A maternity nurse takes care of a newborn after bath at the Gansu Provincial Maternity and Child-care Hospital in Lanzhou, capital of northwest China's Gansu Province, Feb. 17, 2016. The hospital saw baby boom at the beginning of the Chinese Lunar New Year, with 352 babies born from Feb. 8 to 15. (Photo: Xinhua/Chen Bin)

It's been an overwhelming week for Ding Zhigang. The anesthetist with Beijing Obstetrics and Gynecology Hospital has been assisted dozens of deliveries.

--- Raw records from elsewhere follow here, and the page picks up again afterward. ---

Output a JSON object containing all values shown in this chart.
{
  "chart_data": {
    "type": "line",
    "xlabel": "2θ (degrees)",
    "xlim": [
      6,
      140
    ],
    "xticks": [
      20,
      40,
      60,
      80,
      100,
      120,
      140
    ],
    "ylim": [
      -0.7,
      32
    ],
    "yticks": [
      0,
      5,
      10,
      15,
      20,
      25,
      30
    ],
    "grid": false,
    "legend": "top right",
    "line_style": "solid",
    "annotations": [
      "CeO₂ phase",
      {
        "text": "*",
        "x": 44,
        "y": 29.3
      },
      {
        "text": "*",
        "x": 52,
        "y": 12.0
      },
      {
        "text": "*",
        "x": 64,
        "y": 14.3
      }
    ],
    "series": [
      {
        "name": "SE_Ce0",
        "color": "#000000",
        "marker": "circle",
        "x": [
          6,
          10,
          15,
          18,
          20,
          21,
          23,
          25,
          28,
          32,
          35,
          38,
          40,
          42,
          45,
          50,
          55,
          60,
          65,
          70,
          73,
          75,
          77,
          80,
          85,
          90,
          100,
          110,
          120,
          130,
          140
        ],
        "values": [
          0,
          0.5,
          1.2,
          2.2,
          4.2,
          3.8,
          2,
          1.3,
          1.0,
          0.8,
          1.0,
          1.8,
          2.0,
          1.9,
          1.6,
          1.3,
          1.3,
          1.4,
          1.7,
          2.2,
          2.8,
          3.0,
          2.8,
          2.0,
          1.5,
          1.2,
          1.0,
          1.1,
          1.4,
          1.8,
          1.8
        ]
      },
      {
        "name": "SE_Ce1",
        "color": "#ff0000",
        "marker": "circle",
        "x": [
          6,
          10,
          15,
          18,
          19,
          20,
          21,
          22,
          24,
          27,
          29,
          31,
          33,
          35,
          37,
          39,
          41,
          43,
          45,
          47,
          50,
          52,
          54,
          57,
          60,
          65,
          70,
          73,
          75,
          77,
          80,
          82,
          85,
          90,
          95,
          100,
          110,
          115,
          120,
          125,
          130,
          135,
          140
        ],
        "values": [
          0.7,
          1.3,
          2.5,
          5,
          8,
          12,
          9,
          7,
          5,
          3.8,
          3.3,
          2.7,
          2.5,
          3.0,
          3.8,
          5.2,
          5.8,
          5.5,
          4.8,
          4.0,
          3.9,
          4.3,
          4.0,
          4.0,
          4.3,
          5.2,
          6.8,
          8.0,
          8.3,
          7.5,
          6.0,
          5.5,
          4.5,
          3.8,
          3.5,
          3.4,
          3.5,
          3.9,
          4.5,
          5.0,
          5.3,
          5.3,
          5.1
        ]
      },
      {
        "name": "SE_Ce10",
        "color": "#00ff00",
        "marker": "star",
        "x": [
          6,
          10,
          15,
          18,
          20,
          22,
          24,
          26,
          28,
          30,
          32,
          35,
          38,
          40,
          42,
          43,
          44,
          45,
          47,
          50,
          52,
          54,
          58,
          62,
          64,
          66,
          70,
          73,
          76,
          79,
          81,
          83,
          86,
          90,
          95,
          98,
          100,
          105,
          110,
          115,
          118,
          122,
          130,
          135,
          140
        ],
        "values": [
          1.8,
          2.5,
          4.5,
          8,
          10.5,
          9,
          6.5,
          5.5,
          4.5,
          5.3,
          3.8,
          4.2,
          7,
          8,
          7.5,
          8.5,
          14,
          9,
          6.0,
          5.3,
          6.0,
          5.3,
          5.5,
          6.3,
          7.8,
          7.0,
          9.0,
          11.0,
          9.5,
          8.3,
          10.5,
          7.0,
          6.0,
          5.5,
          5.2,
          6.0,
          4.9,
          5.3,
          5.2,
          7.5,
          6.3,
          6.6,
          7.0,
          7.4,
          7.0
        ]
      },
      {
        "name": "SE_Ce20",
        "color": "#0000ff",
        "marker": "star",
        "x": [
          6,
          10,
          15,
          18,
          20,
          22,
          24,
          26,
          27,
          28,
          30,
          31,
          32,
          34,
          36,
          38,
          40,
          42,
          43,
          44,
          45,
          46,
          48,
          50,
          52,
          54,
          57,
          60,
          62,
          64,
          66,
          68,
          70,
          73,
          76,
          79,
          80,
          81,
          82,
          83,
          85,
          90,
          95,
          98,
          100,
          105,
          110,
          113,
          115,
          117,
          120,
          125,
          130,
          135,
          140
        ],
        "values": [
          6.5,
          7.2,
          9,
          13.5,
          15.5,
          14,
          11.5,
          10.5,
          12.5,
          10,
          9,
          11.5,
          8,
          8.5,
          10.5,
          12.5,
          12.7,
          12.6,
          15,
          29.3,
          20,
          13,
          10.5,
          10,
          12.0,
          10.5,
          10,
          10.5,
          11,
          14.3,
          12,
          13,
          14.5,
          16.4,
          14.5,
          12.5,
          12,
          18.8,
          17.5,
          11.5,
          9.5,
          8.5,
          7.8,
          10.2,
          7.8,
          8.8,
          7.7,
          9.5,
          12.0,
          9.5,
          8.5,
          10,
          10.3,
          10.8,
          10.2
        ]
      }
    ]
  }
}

"There were so many women booked in to give birth that I had to work around the clock," Ding said. "When I finished work yesterday, I was dead on my feet."

At one point during the Lunar New Year holiday, Ding worked more than 20-hours straight, helping to bring 15 children in to the world.

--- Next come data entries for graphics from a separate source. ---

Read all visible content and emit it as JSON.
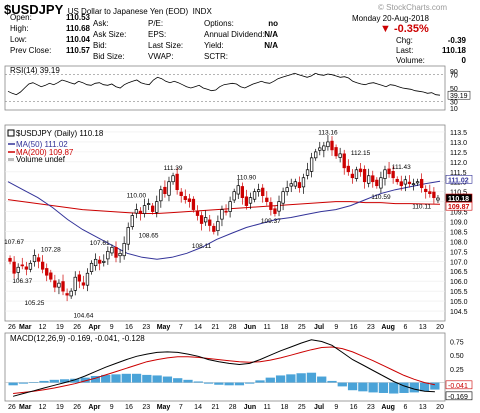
{
  "header": {
    "symbol": "$USDJPY",
    "description": "US Dollar to Japanese Yen (EOD)",
    "exchange": "INDX",
    "watermark": "© StockCharts.com",
    "date": "Monday  20-Aug-2018",
    "change_pct": "▼ -0.35%",
    "col1": [
      {
        "label": "Open:",
        "value": "110.53"
      },
      {
        "label": "High:",
        "value": "110.68"
      },
      {
        "label": "Low:",
        "value": "110.04"
      },
      {
        "label": "Prev Close:",
        "value": "110.57"
      }
    ],
    "col2": [
      {
        "label": "Ask:",
        "value": ""
      },
      {
        "label": "Ask Size:",
        "value": ""
      },
      {
        "label": "Bid:",
        "value": ""
      },
      {
        "label": "Bid Size:",
        "value": ""
      }
    ],
    "col3": [
      {
        "label": "P/E:",
        "value": ""
      },
      {
        "label": "EPS:",
        "value": ""
      },
      {
        "label": "Last Size:",
        "value": ""
      },
      {
        "label": "VWAP:",
        "value": ""
      }
    ],
    "col4": [
      {
        "label": "Options:",
        "value": "no"
      },
      {
        "label": "Annual Dividend:",
        "value": "N/A"
      },
      {
        "label": "Yield:",
        "value": "N/A"
      },
      {
        "label": "SCTR:",
        "value": ""
      }
    ],
    "col5": [
      {
        "label": "Chg:",
        "value": "-0.39"
      },
      {
        "label": "Last:",
        "value": "110.18"
      },
      {
        "label": "Volume:",
        "value": "0"
      }
    ]
  },
  "colors": {
    "up": "#000000",
    "down": "#cc0000",
    "ma50": "#333399",
    "ma200": "#cc0000",
    "hist": "#4aa3d8",
    "macd": "#000000",
    "signal": "#cc0000",
    "rsi": "#000000"
  },
  "chart_data": [
    {
      "type": "line",
      "panel": "rsi",
      "legend": "RSI(14) 39.19",
      "current": "39.19",
      "ylim": [
        20,
        80
      ],
      "ticks": [
        "90",
        "70",
        "50",
        "30",
        "10"
      ],
      "reference_lines": [
        70,
        30
      ],
      "values": [
        45,
        42,
        40,
        44,
        50,
        56,
        58,
        55,
        52,
        54,
        57,
        55,
        58,
        62,
        60,
        58,
        56,
        60,
        58,
        55,
        54,
        57,
        58,
        55,
        54,
        56,
        52,
        50,
        55,
        58,
        60,
        62,
        58,
        56,
        55,
        62,
        66,
        64,
        60,
        58,
        60,
        58,
        55,
        52,
        50,
        52,
        54,
        50,
        48,
        46,
        47,
        52,
        55,
        56,
        57,
        56,
        52,
        50,
        53,
        56,
        58,
        60,
        58,
        57,
        60,
        64,
        66,
        68,
        70,
        72,
        70,
        68,
        66,
        68,
        72,
        70,
        69,
        71,
        70,
        68,
        66,
        67,
        65,
        60,
        58,
        56,
        55,
        57,
        58,
        56,
        54,
        52,
        55,
        54,
        52,
        50,
        49,
        48,
        46,
        45,
        44,
        42,
        43,
        40,
        39.19
      ]
    },
    {
      "type": "candlestick",
      "panel": "price",
      "legend": [
        "$USDJPY (Daily) 110.18",
        "MA(50) 111.02",
        "MA(200) 109.87",
        "Volume undef"
      ],
      "ylim": [
        104.1,
        113.75
      ],
      "yticks": [
        "113.5",
        "113.0",
        "112.5",
        "112.0",
        "111.5",
        "111.0",
        "110.5",
        "110.0",
        "109.5",
        "109.0",
        "108.5",
        "108.0",
        "107.5",
        "107.0",
        "106.5",
        "106.0",
        "105.5",
        "105.0",
        "104.5"
      ],
      "right_labels": [
        {
          "text": "111.02",
          "value": 111.02
        },
        {
          "text": "110.18",
          "value": 110.18
        },
        {
          "text": "109.87",
          "value": 109.87
        }
      ],
      "close": [
        107.0,
        106.4,
        106.7,
        106.8,
        106.6,
        106.9,
        107.3,
        107.0,
        106.6,
        106.3,
        106.1,
        105.7,
        105.9,
        105.5,
        105.3,
        105.5,
        106.2,
        106.0,
        105.8,
        106.4,
        106.9,
        107.1,
        106.9,
        107.0,
        107.5,
        107.7,
        107.2,
        107.4,
        107.9,
        108.7,
        109.3,
        109.6,
        109.4,
        109.8,
        109.9,
        109.5,
        110.0,
        110.6,
        110.4,
        111.0,
        111.3,
        110.6,
        110.3,
        110.1,
        110.0,
        109.6,
        109.3,
        108.9,
        109.2,
        108.8,
        108.5,
        109.0,
        109.6,
        109.5,
        110.0,
        110.5,
        110.8,
        110.2,
        109.8,
        110.2,
        110.5,
        110.6,
        110.3,
        110.0,
        109.6,
        109.4,
        110.0,
        110.5,
        110.7,
        110.9,
        111.0,
        110.7,
        111.2,
        111.6,
        112.2,
        112.5,
        112.7,
        112.8,
        113.0,
        112.6,
        112.3,
        112.4,
        111.7,
        111.5,
        111.2,
        111.6,
        111.5,
        111.0,
        111.3,
        111.0,
        110.8,
        111.2,
        111.6,
        111.4,
        111.2,
        111.0,
        110.8,
        111.1,
        110.9,
        110.9,
        111.0,
        110.7,
        110.5,
        110.4,
        110.2,
        110.18
      ],
      "ma50": [
        111.0,
        110.6,
        110.2,
        109.7,
        109.1,
        108.6,
        108.2,
        107.8,
        107.4,
        107.2,
        107.1,
        107.2,
        107.4,
        107.7,
        108.1,
        108.4,
        108.7,
        108.9,
        109.1,
        109.2,
        109.35,
        109.5,
        109.6,
        109.8,
        110.1,
        110.4,
        110.6,
        110.75,
        110.9,
        111.02
      ],
      "ma200": [
        110.1,
        110.0,
        109.9,
        109.8,
        109.7,
        109.6,
        109.55,
        109.5,
        109.45,
        109.4,
        109.4,
        109.45,
        109.5,
        109.55,
        109.6,
        109.65,
        109.7,
        109.75,
        109.8,
        109.85,
        109.9,
        109.95,
        110.0,
        110.0,
        109.95,
        109.95,
        109.9,
        109.9,
        109.88,
        109.87
      ],
      "annotations": [
        {
          "text": "107.67",
          "value": 107.67,
          "above": true
        },
        {
          "text": "106.37",
          "value": 106.37,
          "above": false
        },
        {
          "text": "105.25",
          "value": 105.25,
          "above": false
        },
        {
          "text": "107.28",
          "value": 107.28,
          "above": true
        },
        {
          "text": "104.64",
          "value": 104.64,
          "above": false
        },
        {
          "text": "107.61",
          "value": 107.61,
          "above": true
        },
        {
          "text": "110.00",
          "value": 110.0,
          "above": true
        },
        {
          "text": "108.65",
          "value": 108.65,
          "above": false
        },
        {
          "text": "111.39",
          "value": 111.39,
          "above": true
        },
        {
          "text": "108.11",
          "value": 108.11,
          "above": false
        },
        {
          "text": "110.90",
          "value": 110.9,
          "above": true
        },
        {
          "text": "109.37",
          "value": 109.37,
          "above": false
        },
        {
          "text": "113.16",
          "value": 113.16,
          "above": true
        },
        {
          "text": "112.15",
          "value": 112.15,
          "above": true
        },
        {
          "text": "110.59",
          "value": 110.59,
          "above": false
        },
        {
          "text": "111.43",
          "value": 111.43,
          "above": true
        },
        {
          "text": "110.11",
          "value": 110.11,
          "above": false
        }
      ]
    },
    {
      "type": "bar+line",
      "panel": "macd",
      "legend": "MACD(12,26,9) -0.169, -0.041, -0.128",
      "ylim": [
        -0.3,
        0.85
      ],
      "yticks": [
        "0.75",
        "0.50",
        "0.25",
        "0.00",
        "-0.25"
      ],
      "right_labels": [
        {
          "text": "-0.041",
          "value": -0.041
        },
        {
          "text": "-0.169",
          "value": -0.169
        }
      ],
      "macd": [
        -0.25,
        -0.2,
        -0.15,
        -0.1,
        -0.05,
        0.0,
        0.05,
        0.12,
        0.2,
        0.28,
        0.35,
        0.42,
        0.48,
        0.52,
        0.55,
        0.56,
        0.55,
        0.52,
        0.48,
        0.42,
        0.38,
        0.35,
        0.33,
        0.35,
        0.42,
        0.5,
        0.58,
        0.65,
        0.72,
        0.78,
        0.75,
        0.68,
        0.55,
        0.42,
        0.32,
        0.22,
        0.12,
        0.02,
        -0.06,
        -0.12,
        -0.16,
        -0.169
      ],
      "signal": [
        -0.2,
        -0.18,
        -0.16,
        -0.13,
        -0.1,
        -0.06,
        -0.02,
        0.03,
        0.08,
        0.14,
        0.2,
        0.26,
        0.32,
        0.38,
        0.42,
        0.45,
        0.47,
        0.47,
        0.46,
        0.44,
        0.42,
        0.4,
        0.38,
        0.37,
        0.38,
        0.41,
        0.45,
        0.5,
        0.55,
        0.6,
        0.64,
        0.65,
        0.62,
        0.56,
        0.48,
        0.4,
        0.31,
        0.22,
        0.13,
        0.06,
        0.0,
        -0.041
      ]
    }
  ],
  "x_axis": {
    "labels": [
      {
        "text": "26",
        "bold": false
      },
      {
        "text": "Mar",
        "bold": true
      },
      {
        "text": "12",
        "bold": false
      },
      {
        "text": "19",
        "bold": false
      },
      {
        "text": "26",
        "bold": false
      },
      {
        "text": "Apr",
        "bold": true
      },
      {
        "text": "9",
        "bold": false
      },
      {
        "text": "16",
        "bold": false
      },
      {
        "text": "23",
        "bold": false
      },
      {
        "text": "May",
        "bold": true
      },
      {
        "text": "7",
        "bold": false
      },
      {
        "text": "14",
        "bold": false
      },
      {
        "text": "21",
        "bold": false
      },
      {
        "text": "28",
        "bold": false
      },
      {
        "text": "Jun",
        "bold": true
      },
      {
        "text": "11",
        "bold": false
      },
      {
        "text": "18",
        "bold": false
      },
      {
        "text": "25",
        "bold": false
      },
      {
        "text": "Jul",
        "bold": true
      },
      {
        "text": "9",
        "bold": false
      },
      {
        "text": "16",
        "bold": false
      },
      {
        "text": "23",
        "bold": false
      },
      {
        "text": "Aug",
        "bold": true
      },
      {
        "text": "6",
        "bold": false
      },
      {
        "text": "13",
        "bold": false
      },
      {
        "text": "20",
        "bold": false
      }
    ]
  }
}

"This is going to be a very, very busy year for us," he said.

Hospitals in China are facing mounting pressure as China welcomes a baby boom in the year of the Monkey, one of the 12 Chinese zodiac animals.

In Beijing alone, about 300,000 new babies will be born in 2016, 50,000 more than last year, according to figures released by Beijing's Health and Family Planning Commission. Nationwide, 22 million babies are expected to be born in 2016, almost the entire population of Beijing.

"The baby boom this year is partly a result of the belief that people born in the Year of Monkey are smart and confident," Zhai Zhenwu, president of the School of Sociology and Population Studies under Renmin University. "In addition, the new two-child policy has contributed to the growing number of pregnant women."

The baby boom, however, is casting a spell on medical institutions, with many hospitals across the country reporting a lack of beds and doctors and complaining of intensive work.

In the obstetrics wards of Shengjing Hospital of China Medical University in northeast China's Liaoning Province, three or more pregnant women have to share a double room. Extra beds have been installed down the hallway.

"The upgrade of hospital facilities has failed to keep up with rising maternity needs," said Du Juan, an official with the hospital. "Besides, we don't have enough doctors, so each one of us is working almost nonstop."

Many doctors from across the country told Xinhua they, too, were feeling the pressure.

MOUNTING PRESSURE

In China, more couples choose to have children in auspicious years, such as the dragon, horse and monkey, but this year, the situation is particularly pronounced.

At the Third Central Hospital of north China's Tianjin Municipality, there have been 51,000 labors registered for the year, a year-on-year increase of 61.9 percent.